Perhaps the most important part of the context for this presentation is giving equal stature and voice to the impact of alienation upon the target parent. Naturally enough in matters of emotional abuse we focus upon its helpless victims notably the children, observing the predisposition to adverse outcomes later in life.
Notwithstanding that this is a necessary focus, it is still not appropriate to neglect the trauma suffered by parents rejected in this way particularly because it is those parents who are instrumental in healing the traumas and emotional/attachment injuries alienation inflicts upon their children. With parental alienation, we have to ‘prescribe the problem’. That is, the rejected parent is the solution to their alienated child’s rejection.

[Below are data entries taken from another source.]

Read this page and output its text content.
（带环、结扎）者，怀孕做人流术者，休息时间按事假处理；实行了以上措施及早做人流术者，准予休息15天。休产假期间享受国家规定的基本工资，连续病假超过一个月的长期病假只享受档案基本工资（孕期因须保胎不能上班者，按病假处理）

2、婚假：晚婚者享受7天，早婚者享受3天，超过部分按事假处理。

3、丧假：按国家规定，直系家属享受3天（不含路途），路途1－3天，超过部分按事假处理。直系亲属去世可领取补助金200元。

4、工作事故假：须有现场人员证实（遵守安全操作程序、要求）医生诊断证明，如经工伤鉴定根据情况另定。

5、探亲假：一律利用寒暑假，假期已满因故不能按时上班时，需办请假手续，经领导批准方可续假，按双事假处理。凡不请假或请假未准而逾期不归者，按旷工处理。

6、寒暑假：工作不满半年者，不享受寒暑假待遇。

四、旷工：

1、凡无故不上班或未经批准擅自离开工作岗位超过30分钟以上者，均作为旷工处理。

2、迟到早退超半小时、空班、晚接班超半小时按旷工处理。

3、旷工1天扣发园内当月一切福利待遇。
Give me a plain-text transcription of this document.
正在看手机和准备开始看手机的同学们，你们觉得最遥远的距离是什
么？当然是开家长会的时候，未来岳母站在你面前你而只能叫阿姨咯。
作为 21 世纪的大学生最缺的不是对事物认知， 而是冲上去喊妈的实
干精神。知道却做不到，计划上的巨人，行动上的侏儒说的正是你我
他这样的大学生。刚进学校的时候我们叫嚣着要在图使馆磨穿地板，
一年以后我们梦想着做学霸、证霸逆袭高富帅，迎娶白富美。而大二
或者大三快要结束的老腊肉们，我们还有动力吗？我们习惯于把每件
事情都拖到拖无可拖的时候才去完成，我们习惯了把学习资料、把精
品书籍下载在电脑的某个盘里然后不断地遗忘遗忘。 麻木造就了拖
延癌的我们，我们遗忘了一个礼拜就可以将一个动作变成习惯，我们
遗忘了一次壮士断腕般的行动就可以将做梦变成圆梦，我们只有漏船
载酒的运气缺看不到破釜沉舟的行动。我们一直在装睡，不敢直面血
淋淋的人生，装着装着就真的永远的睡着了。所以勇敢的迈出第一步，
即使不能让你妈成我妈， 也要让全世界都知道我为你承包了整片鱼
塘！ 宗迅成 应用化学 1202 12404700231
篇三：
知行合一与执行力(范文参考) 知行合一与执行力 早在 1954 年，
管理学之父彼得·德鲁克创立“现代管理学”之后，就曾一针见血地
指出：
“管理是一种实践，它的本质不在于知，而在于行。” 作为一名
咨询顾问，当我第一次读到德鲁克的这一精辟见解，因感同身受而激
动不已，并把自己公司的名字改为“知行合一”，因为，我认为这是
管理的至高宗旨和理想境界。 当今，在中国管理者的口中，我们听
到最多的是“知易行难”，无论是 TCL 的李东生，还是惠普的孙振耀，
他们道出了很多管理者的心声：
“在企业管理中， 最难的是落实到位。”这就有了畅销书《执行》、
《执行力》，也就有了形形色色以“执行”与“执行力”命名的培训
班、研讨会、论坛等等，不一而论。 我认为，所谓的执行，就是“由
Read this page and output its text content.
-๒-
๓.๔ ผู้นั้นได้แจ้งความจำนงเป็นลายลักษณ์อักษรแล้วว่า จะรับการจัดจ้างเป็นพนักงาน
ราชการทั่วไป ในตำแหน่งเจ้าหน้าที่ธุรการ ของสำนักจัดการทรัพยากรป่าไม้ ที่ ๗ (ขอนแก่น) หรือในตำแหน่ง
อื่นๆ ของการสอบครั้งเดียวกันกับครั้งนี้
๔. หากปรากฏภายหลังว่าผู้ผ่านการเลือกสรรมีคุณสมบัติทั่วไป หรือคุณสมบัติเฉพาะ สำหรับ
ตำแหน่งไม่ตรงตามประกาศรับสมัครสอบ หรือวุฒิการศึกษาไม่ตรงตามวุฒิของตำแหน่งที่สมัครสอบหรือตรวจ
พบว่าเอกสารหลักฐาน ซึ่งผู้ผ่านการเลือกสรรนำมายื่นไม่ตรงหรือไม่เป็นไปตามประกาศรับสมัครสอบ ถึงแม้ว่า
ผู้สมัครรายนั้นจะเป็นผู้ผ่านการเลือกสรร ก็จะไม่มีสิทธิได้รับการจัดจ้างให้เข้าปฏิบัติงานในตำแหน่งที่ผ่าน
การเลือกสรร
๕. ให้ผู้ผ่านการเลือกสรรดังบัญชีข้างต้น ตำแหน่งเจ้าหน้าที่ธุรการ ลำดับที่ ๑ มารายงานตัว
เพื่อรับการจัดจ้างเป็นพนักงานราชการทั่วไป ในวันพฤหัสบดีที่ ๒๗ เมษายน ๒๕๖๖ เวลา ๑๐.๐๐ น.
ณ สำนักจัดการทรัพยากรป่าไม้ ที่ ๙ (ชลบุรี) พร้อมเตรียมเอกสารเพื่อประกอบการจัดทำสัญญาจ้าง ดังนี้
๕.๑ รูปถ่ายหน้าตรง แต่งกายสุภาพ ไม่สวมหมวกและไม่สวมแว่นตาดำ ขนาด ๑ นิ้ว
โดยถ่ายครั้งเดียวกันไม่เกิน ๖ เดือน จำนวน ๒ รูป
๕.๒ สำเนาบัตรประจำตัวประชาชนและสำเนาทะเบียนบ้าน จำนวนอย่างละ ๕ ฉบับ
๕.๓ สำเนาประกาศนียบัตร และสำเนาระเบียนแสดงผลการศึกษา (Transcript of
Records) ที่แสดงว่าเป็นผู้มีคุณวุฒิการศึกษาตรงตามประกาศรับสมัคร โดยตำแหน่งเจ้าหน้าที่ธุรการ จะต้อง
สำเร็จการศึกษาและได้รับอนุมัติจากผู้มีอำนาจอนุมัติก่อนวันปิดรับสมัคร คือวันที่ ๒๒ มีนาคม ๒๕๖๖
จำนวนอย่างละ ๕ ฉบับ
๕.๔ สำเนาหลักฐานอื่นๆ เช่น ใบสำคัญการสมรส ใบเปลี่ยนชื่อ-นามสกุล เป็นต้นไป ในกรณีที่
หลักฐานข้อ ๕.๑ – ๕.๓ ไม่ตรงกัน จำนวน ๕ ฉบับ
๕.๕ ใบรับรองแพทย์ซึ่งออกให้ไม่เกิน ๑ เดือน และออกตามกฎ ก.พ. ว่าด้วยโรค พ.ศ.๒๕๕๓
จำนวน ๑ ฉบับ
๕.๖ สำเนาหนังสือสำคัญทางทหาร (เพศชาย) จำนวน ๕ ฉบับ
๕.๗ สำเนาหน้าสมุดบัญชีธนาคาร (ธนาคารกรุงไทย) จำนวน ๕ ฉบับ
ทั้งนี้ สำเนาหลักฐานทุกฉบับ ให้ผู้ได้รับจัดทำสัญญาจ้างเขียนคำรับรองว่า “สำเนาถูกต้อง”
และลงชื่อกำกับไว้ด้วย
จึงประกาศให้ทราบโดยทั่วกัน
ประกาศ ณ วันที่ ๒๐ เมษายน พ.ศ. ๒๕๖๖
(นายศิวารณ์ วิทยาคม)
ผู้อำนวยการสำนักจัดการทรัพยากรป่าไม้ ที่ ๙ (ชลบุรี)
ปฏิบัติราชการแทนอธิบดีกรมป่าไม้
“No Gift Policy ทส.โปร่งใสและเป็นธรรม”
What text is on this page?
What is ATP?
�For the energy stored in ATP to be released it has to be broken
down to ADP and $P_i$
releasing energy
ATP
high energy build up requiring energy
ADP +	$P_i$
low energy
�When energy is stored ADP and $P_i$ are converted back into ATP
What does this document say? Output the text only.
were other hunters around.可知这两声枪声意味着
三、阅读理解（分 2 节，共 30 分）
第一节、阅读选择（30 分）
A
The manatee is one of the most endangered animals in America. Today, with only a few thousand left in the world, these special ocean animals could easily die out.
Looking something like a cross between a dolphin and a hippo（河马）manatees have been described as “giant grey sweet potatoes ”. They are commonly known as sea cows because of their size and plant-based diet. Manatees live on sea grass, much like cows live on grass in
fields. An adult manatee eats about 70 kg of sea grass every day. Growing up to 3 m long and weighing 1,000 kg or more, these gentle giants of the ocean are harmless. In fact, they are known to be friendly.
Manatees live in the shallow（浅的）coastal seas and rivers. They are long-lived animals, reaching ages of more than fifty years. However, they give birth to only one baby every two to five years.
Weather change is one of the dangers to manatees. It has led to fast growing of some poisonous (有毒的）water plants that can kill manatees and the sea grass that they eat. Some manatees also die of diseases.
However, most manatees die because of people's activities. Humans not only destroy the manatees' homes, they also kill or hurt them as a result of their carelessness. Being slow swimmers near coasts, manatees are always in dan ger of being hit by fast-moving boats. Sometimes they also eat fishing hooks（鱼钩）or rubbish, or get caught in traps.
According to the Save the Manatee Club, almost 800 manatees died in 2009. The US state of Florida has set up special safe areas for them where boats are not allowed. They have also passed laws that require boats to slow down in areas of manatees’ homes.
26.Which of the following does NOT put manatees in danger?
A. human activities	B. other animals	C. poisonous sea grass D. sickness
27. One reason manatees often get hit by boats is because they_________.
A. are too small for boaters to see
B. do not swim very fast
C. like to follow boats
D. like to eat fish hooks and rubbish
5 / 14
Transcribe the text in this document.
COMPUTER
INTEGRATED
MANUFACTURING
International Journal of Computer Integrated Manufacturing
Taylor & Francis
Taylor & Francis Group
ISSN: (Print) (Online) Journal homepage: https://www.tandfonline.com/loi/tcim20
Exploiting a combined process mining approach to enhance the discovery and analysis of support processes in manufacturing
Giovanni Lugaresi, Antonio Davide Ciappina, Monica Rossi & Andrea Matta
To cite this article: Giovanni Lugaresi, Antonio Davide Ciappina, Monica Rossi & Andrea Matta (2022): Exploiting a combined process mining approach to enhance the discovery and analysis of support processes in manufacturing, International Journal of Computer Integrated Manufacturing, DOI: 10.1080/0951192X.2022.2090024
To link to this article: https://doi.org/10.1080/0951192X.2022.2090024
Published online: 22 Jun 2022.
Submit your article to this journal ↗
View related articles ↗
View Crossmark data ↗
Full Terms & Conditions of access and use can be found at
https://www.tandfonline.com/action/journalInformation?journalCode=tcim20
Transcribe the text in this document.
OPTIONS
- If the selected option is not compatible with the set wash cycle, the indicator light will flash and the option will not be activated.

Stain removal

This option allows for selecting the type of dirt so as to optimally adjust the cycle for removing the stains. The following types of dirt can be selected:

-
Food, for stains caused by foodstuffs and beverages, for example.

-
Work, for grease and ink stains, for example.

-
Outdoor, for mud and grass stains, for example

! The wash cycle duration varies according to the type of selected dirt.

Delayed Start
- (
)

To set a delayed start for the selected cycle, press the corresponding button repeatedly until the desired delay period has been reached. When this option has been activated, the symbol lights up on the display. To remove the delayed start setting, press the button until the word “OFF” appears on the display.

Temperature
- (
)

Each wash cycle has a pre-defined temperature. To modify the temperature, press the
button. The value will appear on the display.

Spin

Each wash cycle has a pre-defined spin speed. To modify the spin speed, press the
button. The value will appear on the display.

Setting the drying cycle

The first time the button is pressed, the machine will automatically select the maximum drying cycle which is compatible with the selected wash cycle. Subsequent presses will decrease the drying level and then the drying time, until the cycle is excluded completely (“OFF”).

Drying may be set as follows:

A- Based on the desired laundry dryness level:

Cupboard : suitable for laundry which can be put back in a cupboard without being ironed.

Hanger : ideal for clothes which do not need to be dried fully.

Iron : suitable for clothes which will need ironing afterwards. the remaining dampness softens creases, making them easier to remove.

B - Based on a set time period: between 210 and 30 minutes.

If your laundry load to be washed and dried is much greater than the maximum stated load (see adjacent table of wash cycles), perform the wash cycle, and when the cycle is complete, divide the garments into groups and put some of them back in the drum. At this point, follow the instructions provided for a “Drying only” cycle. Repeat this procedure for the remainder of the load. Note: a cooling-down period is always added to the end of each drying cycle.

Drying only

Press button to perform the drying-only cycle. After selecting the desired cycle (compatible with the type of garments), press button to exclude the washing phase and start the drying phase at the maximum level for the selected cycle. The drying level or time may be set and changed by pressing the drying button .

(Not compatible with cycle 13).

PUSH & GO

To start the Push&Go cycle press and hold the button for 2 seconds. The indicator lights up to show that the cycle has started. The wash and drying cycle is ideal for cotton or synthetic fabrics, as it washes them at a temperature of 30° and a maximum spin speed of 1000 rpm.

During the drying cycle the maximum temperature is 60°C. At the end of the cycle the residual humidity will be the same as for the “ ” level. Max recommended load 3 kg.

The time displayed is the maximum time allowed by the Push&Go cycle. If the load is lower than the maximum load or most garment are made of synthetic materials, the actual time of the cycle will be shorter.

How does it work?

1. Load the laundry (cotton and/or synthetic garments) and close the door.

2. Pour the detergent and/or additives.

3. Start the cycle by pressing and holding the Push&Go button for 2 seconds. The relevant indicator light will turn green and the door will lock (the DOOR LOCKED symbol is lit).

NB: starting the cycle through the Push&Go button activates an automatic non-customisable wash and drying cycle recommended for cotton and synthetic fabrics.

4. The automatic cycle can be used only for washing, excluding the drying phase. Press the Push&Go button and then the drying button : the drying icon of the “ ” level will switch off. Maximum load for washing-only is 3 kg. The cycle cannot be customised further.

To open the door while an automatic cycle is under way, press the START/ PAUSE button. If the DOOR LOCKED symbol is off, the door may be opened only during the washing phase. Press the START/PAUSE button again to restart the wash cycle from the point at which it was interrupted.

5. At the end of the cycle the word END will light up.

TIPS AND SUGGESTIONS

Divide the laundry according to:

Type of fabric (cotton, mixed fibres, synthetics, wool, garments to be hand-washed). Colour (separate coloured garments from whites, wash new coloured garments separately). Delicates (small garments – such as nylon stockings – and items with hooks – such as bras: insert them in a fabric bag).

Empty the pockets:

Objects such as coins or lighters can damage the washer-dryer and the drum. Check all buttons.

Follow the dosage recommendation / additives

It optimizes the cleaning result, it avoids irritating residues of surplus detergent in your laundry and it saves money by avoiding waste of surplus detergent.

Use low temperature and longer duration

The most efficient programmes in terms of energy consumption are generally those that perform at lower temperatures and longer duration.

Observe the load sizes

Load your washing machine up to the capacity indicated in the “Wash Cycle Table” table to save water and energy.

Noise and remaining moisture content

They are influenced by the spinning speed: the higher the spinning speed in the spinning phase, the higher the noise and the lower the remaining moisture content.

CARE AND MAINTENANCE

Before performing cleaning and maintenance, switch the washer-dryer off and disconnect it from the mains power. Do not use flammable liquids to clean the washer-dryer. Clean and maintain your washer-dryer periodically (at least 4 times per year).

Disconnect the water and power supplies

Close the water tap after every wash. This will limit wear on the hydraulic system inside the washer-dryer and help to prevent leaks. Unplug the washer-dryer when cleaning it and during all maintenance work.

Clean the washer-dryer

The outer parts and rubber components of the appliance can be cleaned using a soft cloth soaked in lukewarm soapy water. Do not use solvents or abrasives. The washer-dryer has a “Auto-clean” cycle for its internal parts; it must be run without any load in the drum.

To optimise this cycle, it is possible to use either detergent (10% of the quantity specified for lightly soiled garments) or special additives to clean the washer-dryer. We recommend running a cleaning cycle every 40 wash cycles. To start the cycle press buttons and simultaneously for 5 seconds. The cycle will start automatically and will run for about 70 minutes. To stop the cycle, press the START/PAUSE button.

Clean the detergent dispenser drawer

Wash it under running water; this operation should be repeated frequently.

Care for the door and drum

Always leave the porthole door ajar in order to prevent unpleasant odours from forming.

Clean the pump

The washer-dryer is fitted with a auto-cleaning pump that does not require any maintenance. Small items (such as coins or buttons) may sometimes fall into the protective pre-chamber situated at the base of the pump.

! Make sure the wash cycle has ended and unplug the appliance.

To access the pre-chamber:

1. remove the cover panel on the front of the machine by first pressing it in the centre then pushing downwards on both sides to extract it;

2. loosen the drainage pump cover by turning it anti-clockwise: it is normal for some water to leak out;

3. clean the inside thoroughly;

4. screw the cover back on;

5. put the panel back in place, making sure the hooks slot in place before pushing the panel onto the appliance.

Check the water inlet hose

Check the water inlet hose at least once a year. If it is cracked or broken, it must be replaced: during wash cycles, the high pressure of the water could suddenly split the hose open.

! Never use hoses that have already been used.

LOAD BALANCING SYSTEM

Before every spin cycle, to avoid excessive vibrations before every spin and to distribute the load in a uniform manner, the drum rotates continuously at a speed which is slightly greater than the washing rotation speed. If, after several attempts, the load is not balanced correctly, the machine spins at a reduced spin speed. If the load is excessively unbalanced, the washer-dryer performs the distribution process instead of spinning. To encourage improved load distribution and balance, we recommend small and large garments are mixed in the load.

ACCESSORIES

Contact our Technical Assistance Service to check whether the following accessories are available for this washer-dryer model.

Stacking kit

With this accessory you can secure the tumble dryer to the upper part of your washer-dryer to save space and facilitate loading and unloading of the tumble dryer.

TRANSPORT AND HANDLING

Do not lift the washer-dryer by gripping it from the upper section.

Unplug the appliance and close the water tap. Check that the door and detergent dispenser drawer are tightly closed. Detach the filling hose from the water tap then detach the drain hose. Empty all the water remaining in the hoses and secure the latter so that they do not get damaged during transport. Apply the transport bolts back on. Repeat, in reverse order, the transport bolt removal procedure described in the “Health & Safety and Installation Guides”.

Practitioners and their alienation-informed interventions then facilitate the remediation of the latent, interrupted relationship.
I consider it unlikely that Australia will adopt this consideration until it ‘joins the dots’ that deliberately rupturing a child’s relationship with a ‘good enough’, loved family member is an abuse of both the child and the rejected family member.
This cannot happen happen for as long as we subscribe to a philosophy that implicates the rejected parent. We must appreciate the uniquely triangulated form of abuse that characterises alienation in which the rejected parent is the uiltimate target and the alienated child is ‘weaponised’ against them.
For this reason, a significant focus of my approach is upon recovery from the specific form of intra-personal, interpersonal and social trauma caused by parental rejection by alienation. The latter dimension is the subject of my doctoral research. It is possible for a rejected-alienated parent to facilitate a reconnection with their children by addressing the impact of alienation upon them as a parent, as a person and as a member of society and then respond strategically and empathically to their alienated children.
Perhaps we can take some comfort when we compare our situation to Japan, where alienation is ignored, maternal custody is favoured in the majority of cases and parental child abduction is legal for the purpose of establishing a status quo for the law to then enforce under the principle of continuity.